Tad and Elizabeth are both presenting conference papers at this year’s Historical Materialism conference, held in Central London later this week. UK readers can register for the conference here.
This is the abstract for Tad’s paper Beyond critical psychiatry: Towards a materialist account of mental illness:
After
decades of dominance, biological psychiatry faces a crisis of legitimacy and
the emergence of new critical perspectives within and outside the profession.
Some have even questioned basic philosophical assumptions of psychiatric
research and practice. This growing critique is particularly evident in debates
over the diagnosis of depression, a condition whose prevalence and treatment
has risen dramatically in the neoliberal era, and whose validity is
increasingly under challenge. Yet, despite at times offering radical insights,
such critiques fail to provide a thoroughgoing rethinking of the mainstream
psychiatric project. A Marxist approach, drawing especially on the work of
Valentin Voloshinov and Peter Sedgwick, must start by integrating four key
insights to move beyond the limits of critical psychiatry’s current scope: (1)
The critique of medical individualism as the basic organising principle of
clinical practice, (2) the conceptualisation of emotion and cognition as
emerging at the boundary between the (biological) subject and society, (3) the
nature of health and illness, “mental” and “physical”, as social constructions,
and (4) the indissoluble link between identification of illness and the social
practice of treatment. The integration of these concepts within a materialist
account of the rise of depression locates it in a dynamic, contested space at
the intersection of powerful corporate and state interests, the reductive
biological horizons of capitalist medicine, and the growing social distress
produced by three decades of neoliberalisation — as well as growing subaltern
opposition to their effects. Such an account can act as a framework for further
investigations into mental health and illness in the context of projects for
social transformation, as well as contributing to alternative heuristics in
psychiatric research.
This is the abstract for Elizabeth’s paper Understood in their ‘originality and uniqueness’: Locating Gramsci’s organic intellectuals in the Australian Global Justice movement:
Antonio
Gramsci articulated the category of ‘organic intellectuals’ to describe
individuals whose role is ‘as constructor, organiser, “permanent persuader”,’
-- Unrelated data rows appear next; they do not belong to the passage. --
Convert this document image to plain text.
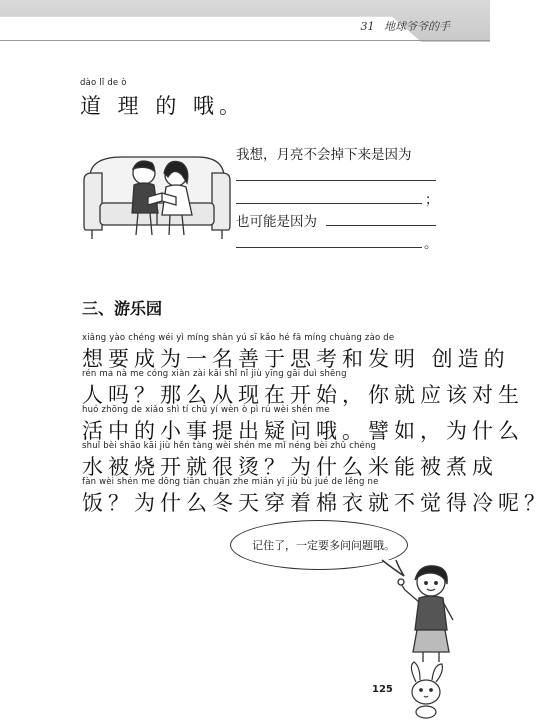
31 地球爷爷的手
dào lǐ de ò
道 理 的 哦。
我想，月亮不会掉下来是因为
；
也可能是因为
。
三、游乐园
xiǎng yào chéng wéi yì míng shàn yú sī kǎo hé fā míng chuàng zào de
想要成为一名善于思考和发明 创造的
rén ma nà me cóng xiàn zài kāi shǐ nǐ jiù yīng gāi duì shēng
人吗？那么从现在开始，你就应该对生
huó zhōng de xiǎo shì tí chū yí wèn ò pì rú wèi shén me
活中的小事提出疑问哦。譬如，为什么
shuǐ bèi shāo kāi jiù hěn tàng wèi shén me mǐ néng bèi zhǔ chéng
水被烧开就很烫？为什么米能被煮成
fàn wèi shén me dōng tiān chuān zhe mián yī jiù bù jué de lěng ne
饭？为什么冬天穿着棉衣就不觉得冷呢？
记住了，一定要多问问题哦。
125
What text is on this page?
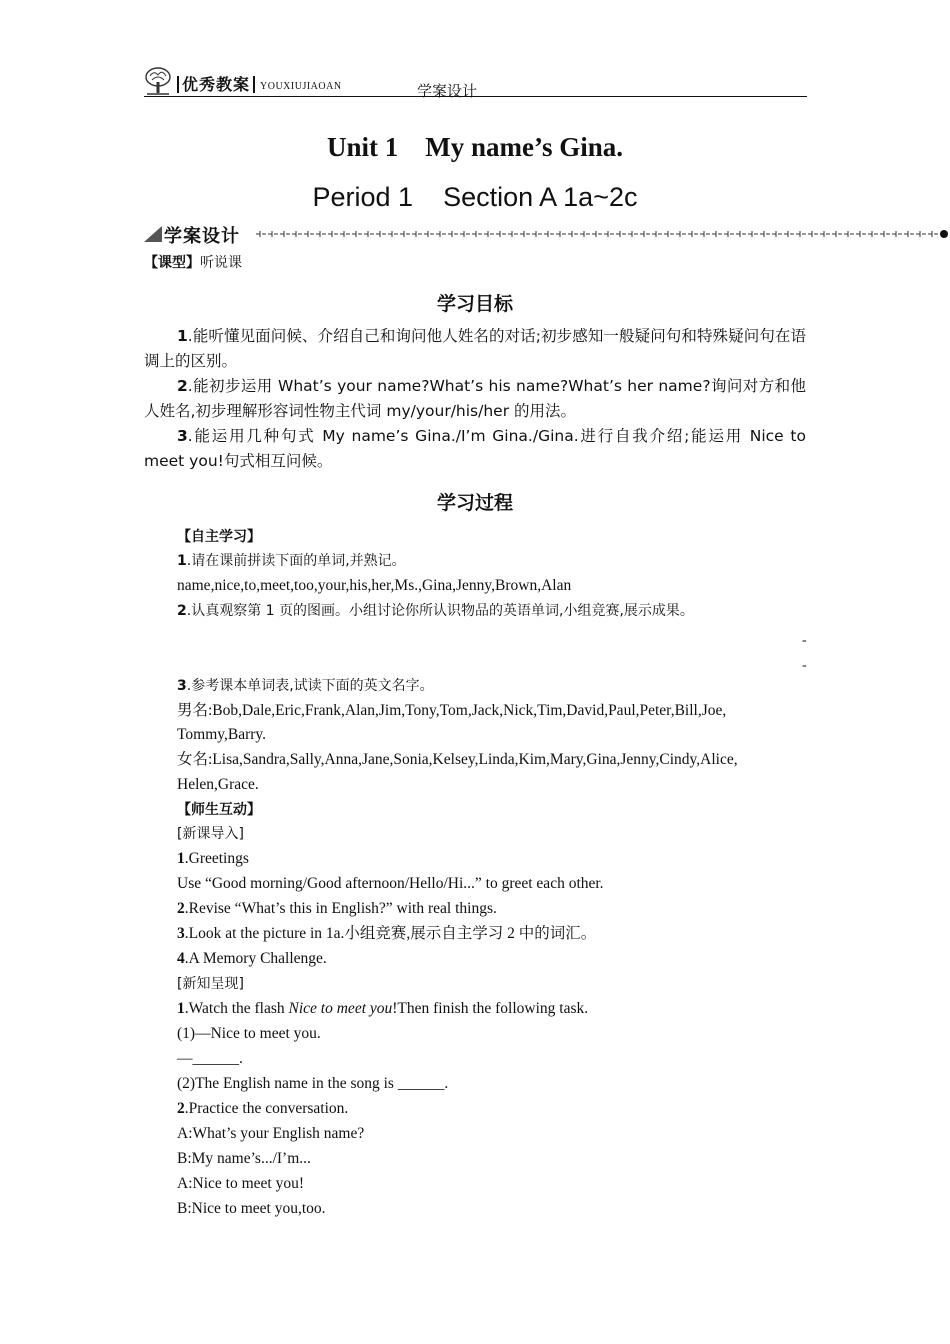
优秀教案 YOUXIUJIAOAN	学案设计
Unit 1    My name’s Gina.
Period 1    Section A 1a~2c
学案设计
【课型】听说课
学习目标
1.能听懂见面问候、介绍自己和询问他人姓名的对话;初步感知一般疑问句和特殊疑问句在语调上的区别。
2.能初步运用 What’s your name?What’s his name?What’s her name?询问对方和他人姓名,初步理解形容词性物主代词 my/your/his/her 的用法。
3.能运用几种句式 My name’s Gina./I’m Gina./Gina.进行自我介绍;能运用 Nice to meet you!句式相互问候。
学习过程
【自主学习】
1.请在课前拼读下面的单词,并熟记。
name,nice,to,meet,too,your,his,her,Ms.,Gina,Jenny,Brown,Alan
2.认真观察第 1 页的图画。小组讨论你所认识物品的英语单词,小组竞赛,展示成果。
-
-
3.参考课本单词表,试读下面的英文名字。
男名:Bob,Dale,Eric,Frank,Alan,Jim,Tony,Tom,Jack,Nick,Tim,David,Paul,Peter,Bill,Joe,
Tommy,Barry.
女名:Lisa,Sandra,Sally,Anna,Jane,Sonia,Kelsey,Linda,Kim,Mary,Gina,Jenny,Cindy,Alice,
Helen,Grace.
【师生互动】
[新课导入]
1.Greetings
Use “Good morning/Good afternoon/Hello/Hi...” to greet each other.
2.Revise “What’s this in English?” with real things.
3.Look at the picture in 1a.小组竞赛,展示自主学习 2 中的词汇。
4.A Memory Challenge.
[新知呈现]
1.Watch the flash Nice to meet you!Then finish the following task.
(1)—Nice to meet you.
—______.
(2)The English name in the song is ______.
2.Practice the conversation.
A:What’s your English name?
B:My name’s.../I’m...
A:Nice to meet you!
B:Nice to meet you,too.
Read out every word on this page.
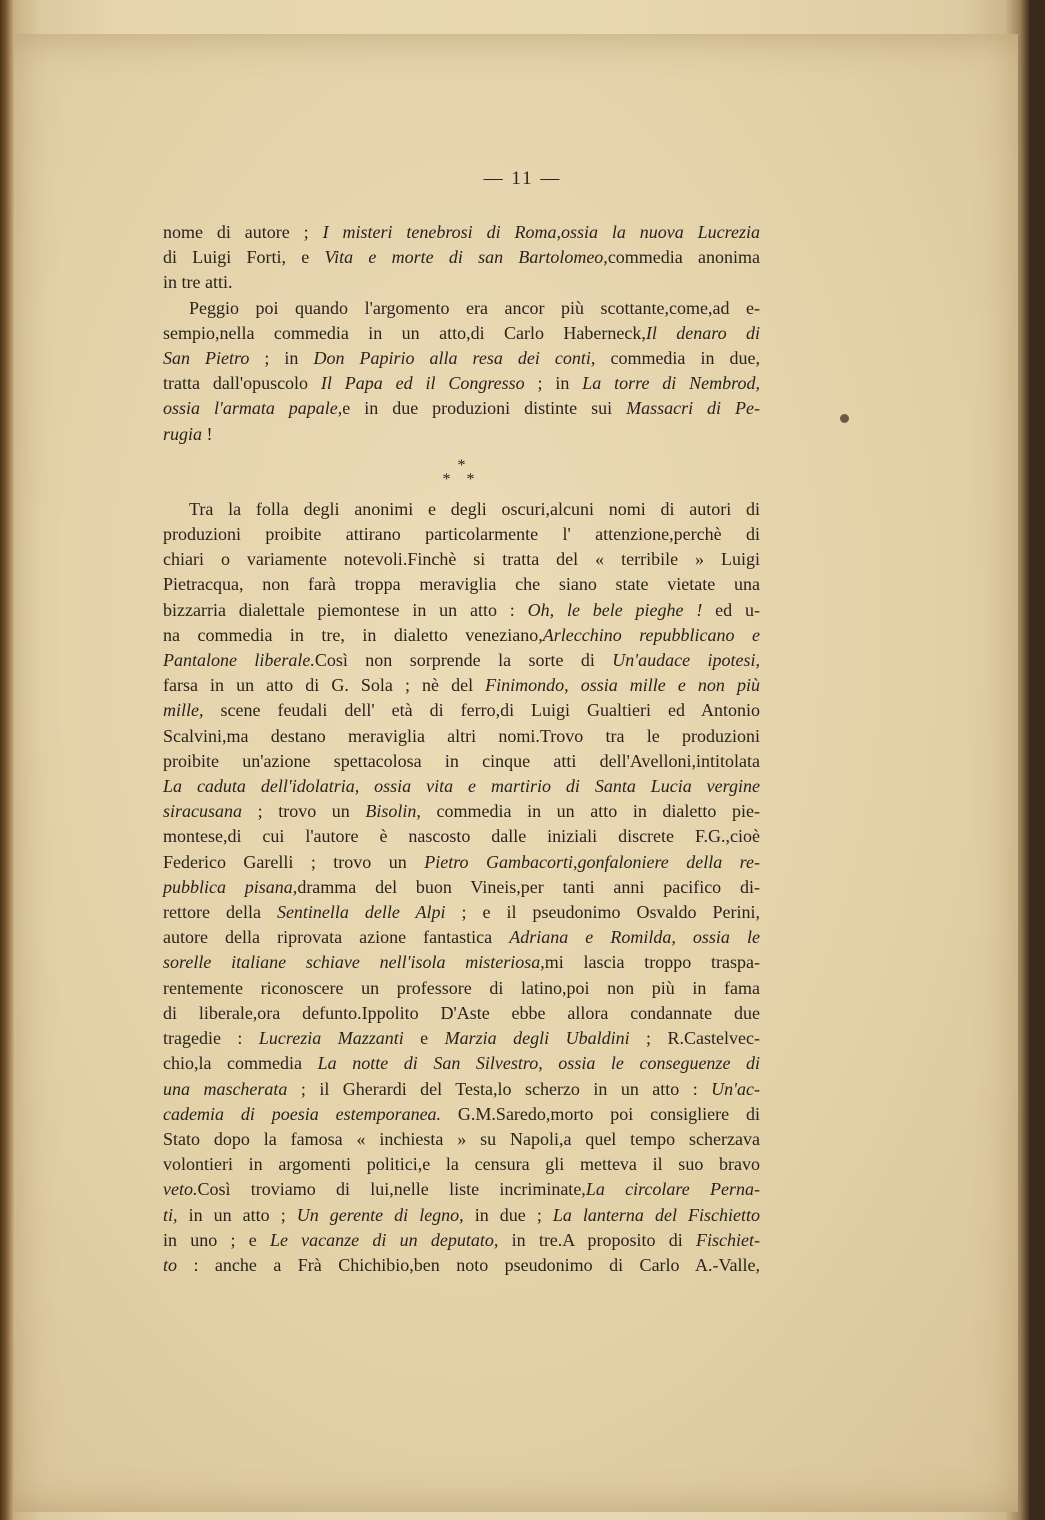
— 11 —
nome di autore ; I misteri tenebrosi di Roma,ossia la nuova Lucrezia
di Luigi Forti, e Vita e morte di san Bartolomeo,commedia anonima
in tre atti.
Peggio poi quando l'argomento era ancor più scottante,come,ad e-
sempio,nella commedia in un atto,di Carlo Haberneck,Il denaro di
San Pietro ; in Don Papirio alla resa dei conti, commedia in due,
tratta dall'opuscolo Il Papa ed il Congresso ; in La torre di Nembrod,
ossia l'armata papale,e in due produzioni distinte sui Massacri di Pe-
rugia !
*
* *
Tra la folla degli anonimi e degli oscuri,alcuni nomi di autori di
produzioni proibite attirano particolarmente l' attenzione,perchè di
chiari o variamente notevoli.Finchè si tratta del « terribile » Luigi
Pietracqua, non farà troppa meraviglia che siano state vietate una
bizzarria dialettale piemontese in un atto : Oh, le bele pieghe ! ed u-
na commedia in tre, in dialetto veneziano,Arlecchino repubblicano e
Pantalone liberale.Così non sorprende la sorte di Un'audace ipotesi,
farsa in un atto di G. Sola ; nè del Finimondo, ossia mille e non più
mille, scene feudali dell' età di ferro,di Luigi Gualtieri ed Antonio
Scalvini,ma destano meraviglia altri nomi.Trovo tra le produzioni
proibite un'azione spettacolosa in cinque atti dell'Avelloni,intitolata
La caduta dell'idolatria, ossia vita e martirio di Santa Lucia vergine
siracusana ; trovo un Bisolin, commedia in un atto in dialetto pie-
montese,di cui l'autore è nascosto dalle iniziali discrete F.G.,cioè
Federico Garelli ; trovo un Pietro Gambacorti,gonfaloniere della re-
pubblica pisana,dramma del buon Vineis,per tanti anni pacifico di-
rettore della Sentinella delle Alpi ; e il pseudonimo Osvaldo Perini,
autore della riprovata azione fantastica Adriana e Romilda, ossia le
sorelle italiane schiave nell'isola misteriosa,mi lascia troppo traspa-
rentemente riconoscere un professore di latino,poi non più in fama
di liberale,ora defunto.Ippolito D'Aste ebbe allora condannate due
tragedie : Lucrezia Mazzanti e Marzia degli Ubaldini ; R.Castelvec-
chio,la commedia La notte di San Silvestro, ossia le conseguenze di
una mascherata ; il Gherardi del Testa,lo scherzo in un atto : Un'ac-
cademia di poesia estemporanea. G.M.Saredo,morto poi consigliere di
Stato dopo la famosa « inchiesta » su Napoli,a quel tempo scherzava
volontieri in argomenti politici,e la censura gli metteva il suo bravo
veto.Così troviamo di lui,nelle liste incriminate,La circolare Perna-
ti, in un atto ; Un gerente di legno, in due ; La lanterna del Fischietto
in uno ; e Le vacanze di un deputato, in tre.A proposito di Fischiet-
to : anche a Frà Chichibio,ben noto pseudonimo di Carlo A.-Valle,
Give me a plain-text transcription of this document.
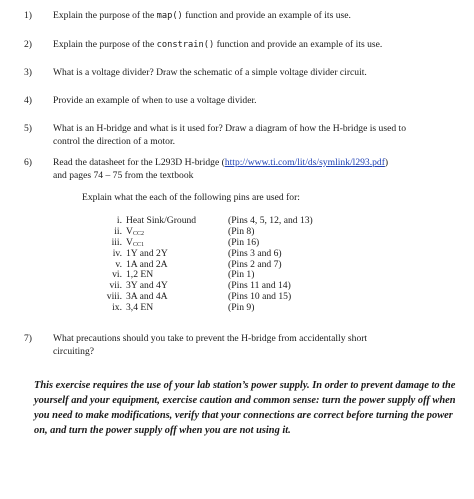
1) Explain the purpose of the map() function and provide an example of its use.
2) Explain the purpose of the constrain() function and provide an example of its use.
3) What is a voltage divider? Draw the schematic of a simple voltage divider circuit.
4) Provide an example of when to use a voltage divider.
5) What is an H-bridge and what is it used for? Draw a diagram of how the H-bridge is used to
control the direction of a motor.
6) Read the datasheet for the L293D H-bridge (http://www.ti.com/lit/ds/symlink/l293.pdf)
and pages 74 – 75 from the textbook
Explain what the each of the following pins are used for:
i. Heat Sink/Ground	(Pins 4, 5, 12, and 13)
ii. $V_{CC2}$	(Pin 8)
iii. $V_{CC1}$	(Pin 16)
iv. 1Y and 2Y	(Pins 3 and 6)
v. 1A and 2A	(Pins 2 and 7)
vi. 1,2 EN	(Pin 1)
vii. 3Y and 4Y	(Pins 11 and 14)
viii. 3A and 4A	(Pins 10 and 15)
ix. 3,4 EN	(Pin 9)
7) What precautions should you take to prevent the H-bridge from accidentally short
circuiting?
This exercise requires the use of your lab station’s power supply. In order to prevent damage to the yourself and your equipment, exercise caution and common sense: turn the power supply off when you need to make modifications, verify that your connections are correct before turning the power on, and turn the power supply off when you are not using it.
providing leadership within hegemonic projects to forge a ‘popular collective
will’. Gramsci linked this construct to that of ‘The Modern Prince’, a
strategic centre (or party) within subaltern hegemonic movements, bringing
together organic intellectuals within a common project. While these general
conceptions have been much discussed, they have less commonly been utilised in
the concrete study of modern social movements. The emergence of the Global
Justice Movement (GJM) in the late 1990s seems to provide a fertile context in
which to examine the relevance of Gramsci’s theoretical approach, especially as
the movement possessed clear anti-systemic characteristics and rapidly drew
together diverse social forces around common concerns and aims (both within and
across national boundaries). In the weeks after the Seattle protests of late
1999 it led Stephen Gill to proclaim the emergence of a ‘Post-Modern Prince’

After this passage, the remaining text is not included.